Questo suo stare dentro i processi più generali che attraversavano l’Italia, lo si può evincere tanto sotto il profilo strutturale (architetture e organizzazione degli spazi che negli anni ’70 del Novecento si riferivano ai principi dell’urbanistica riformista, di cui solo successivamente si sono visti gli effetti sociali perversi), quanto sotto il profilo della distribuzione sociale della popolazione e, non da ultimo, sotto il profilo culturale. Quando si spezza il legame di Sassari con i processi più generali? Sul finire degli anni ’70 e gli inizi del decennio successivo, quando entra in crisi sia la grande industria, sia l’idea di città novecentesca così come si era affermata in Italia, a partire da quelle industriali come Milano e Torino.

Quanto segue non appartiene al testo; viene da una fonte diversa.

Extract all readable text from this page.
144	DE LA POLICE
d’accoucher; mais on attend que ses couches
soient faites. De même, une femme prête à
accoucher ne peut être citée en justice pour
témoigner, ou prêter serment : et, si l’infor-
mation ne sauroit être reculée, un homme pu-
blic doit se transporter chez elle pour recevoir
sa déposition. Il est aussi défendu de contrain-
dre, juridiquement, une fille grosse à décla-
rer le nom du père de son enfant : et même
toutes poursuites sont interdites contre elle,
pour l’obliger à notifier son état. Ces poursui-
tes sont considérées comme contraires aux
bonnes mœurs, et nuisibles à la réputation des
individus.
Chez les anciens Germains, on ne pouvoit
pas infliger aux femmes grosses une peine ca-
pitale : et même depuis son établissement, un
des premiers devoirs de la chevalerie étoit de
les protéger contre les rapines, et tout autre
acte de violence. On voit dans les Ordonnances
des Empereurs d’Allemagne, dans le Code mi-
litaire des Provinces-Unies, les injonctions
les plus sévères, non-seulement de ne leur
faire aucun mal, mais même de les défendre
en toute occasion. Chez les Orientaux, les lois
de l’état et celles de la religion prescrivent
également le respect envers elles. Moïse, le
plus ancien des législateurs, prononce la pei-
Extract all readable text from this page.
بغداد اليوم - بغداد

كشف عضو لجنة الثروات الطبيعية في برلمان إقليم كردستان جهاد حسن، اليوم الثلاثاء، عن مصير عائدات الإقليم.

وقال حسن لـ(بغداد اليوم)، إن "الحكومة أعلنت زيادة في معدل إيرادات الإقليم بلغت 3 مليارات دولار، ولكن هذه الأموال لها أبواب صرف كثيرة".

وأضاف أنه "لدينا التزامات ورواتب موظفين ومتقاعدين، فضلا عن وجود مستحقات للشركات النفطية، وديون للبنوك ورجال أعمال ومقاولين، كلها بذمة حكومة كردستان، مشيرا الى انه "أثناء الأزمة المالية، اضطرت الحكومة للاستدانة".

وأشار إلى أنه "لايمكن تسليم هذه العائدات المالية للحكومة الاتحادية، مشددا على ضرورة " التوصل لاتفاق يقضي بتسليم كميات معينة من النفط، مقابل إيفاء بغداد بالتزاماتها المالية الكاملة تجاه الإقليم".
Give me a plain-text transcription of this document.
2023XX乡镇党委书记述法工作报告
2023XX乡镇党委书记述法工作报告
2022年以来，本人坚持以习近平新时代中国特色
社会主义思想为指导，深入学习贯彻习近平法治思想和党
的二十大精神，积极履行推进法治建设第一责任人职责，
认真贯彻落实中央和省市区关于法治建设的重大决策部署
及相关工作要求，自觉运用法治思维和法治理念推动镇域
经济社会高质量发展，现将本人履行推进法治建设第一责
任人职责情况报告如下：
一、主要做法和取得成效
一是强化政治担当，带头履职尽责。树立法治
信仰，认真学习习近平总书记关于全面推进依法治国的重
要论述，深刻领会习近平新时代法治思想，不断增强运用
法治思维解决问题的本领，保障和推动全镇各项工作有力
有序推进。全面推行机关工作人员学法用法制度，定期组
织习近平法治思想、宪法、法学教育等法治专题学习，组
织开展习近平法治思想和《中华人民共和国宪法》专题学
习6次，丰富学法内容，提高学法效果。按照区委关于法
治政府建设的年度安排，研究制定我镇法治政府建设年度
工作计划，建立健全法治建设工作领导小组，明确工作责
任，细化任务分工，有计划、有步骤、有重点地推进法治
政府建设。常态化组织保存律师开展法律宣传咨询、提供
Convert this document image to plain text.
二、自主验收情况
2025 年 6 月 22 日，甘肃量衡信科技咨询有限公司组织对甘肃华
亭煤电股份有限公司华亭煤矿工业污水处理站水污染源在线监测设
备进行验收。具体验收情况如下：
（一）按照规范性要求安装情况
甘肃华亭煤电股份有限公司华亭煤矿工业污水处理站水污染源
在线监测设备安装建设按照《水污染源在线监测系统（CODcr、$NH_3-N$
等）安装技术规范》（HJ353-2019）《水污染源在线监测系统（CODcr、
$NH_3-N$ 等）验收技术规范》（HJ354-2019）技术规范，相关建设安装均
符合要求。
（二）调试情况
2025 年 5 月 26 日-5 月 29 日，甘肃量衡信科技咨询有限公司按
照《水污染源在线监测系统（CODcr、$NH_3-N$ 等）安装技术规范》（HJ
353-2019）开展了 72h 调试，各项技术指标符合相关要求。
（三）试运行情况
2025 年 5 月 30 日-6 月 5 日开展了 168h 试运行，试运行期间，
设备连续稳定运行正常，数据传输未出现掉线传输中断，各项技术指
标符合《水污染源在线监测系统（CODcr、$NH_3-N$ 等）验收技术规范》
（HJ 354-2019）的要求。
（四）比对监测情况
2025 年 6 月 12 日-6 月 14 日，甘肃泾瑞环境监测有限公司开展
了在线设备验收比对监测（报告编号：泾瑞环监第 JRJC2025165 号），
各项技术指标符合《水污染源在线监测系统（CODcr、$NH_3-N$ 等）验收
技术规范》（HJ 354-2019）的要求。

La crisi industriale mette in crisi anche le città che devono perciò rimettersi in gioco elaborando nuove strategie, ad esempio sul piano della cosiddetta ‘rigenerazione urbana’. Per inciso dico che anche questi processi di rigenerazione urbana, dove hanno avuto successo, ad esempio Milano, creeranno altri effetti perversi che sono diventati eclatanti durante l’emergenza sanitaria. In altri termini, a Sassari il processo di decadenza si apre dopo la crisi della grande industria e il disastro a cui è stata destinata la chimica dalla nostra politica e non a causa di essa e perché, a differenza di altre città, non è stata in grado di cogliere le direzioni del mutamento e non ha saputo rapportarsi alle nuove esigenze sociali e culturali che stavano emergendo. O meglio, la rendita edilizia ha soffocato qualunque altra opzione di sviluppo della città.

Ciò si evince dalle modalità stesse con cui Sassari si è espansa (si pensi a Predda Niedda), oltre che dal definitivo abbandono del centro storico (avvenuto sul finire degli anni ’70 del secolo scorso), dall’aver ignorato la crescente domanda di recupero del patrimonio architettonico nei primi anni ’80 (si pensi all’abbattimento di buona parte del patrimonio Liberty) e, non da ultimo, dall’aver considerato ostili tutte quelle tematiche legate alla sostenibilità ambientale che erano emerse già agli inizi degli anni ’90 e che altrove si sono tradotte, ad esempio, in piani di mobilità sempre meno gravata dal traffico automobilistico. Il punto di rottura, perciò, va ricondotto a tempi e politiche ben più recenti.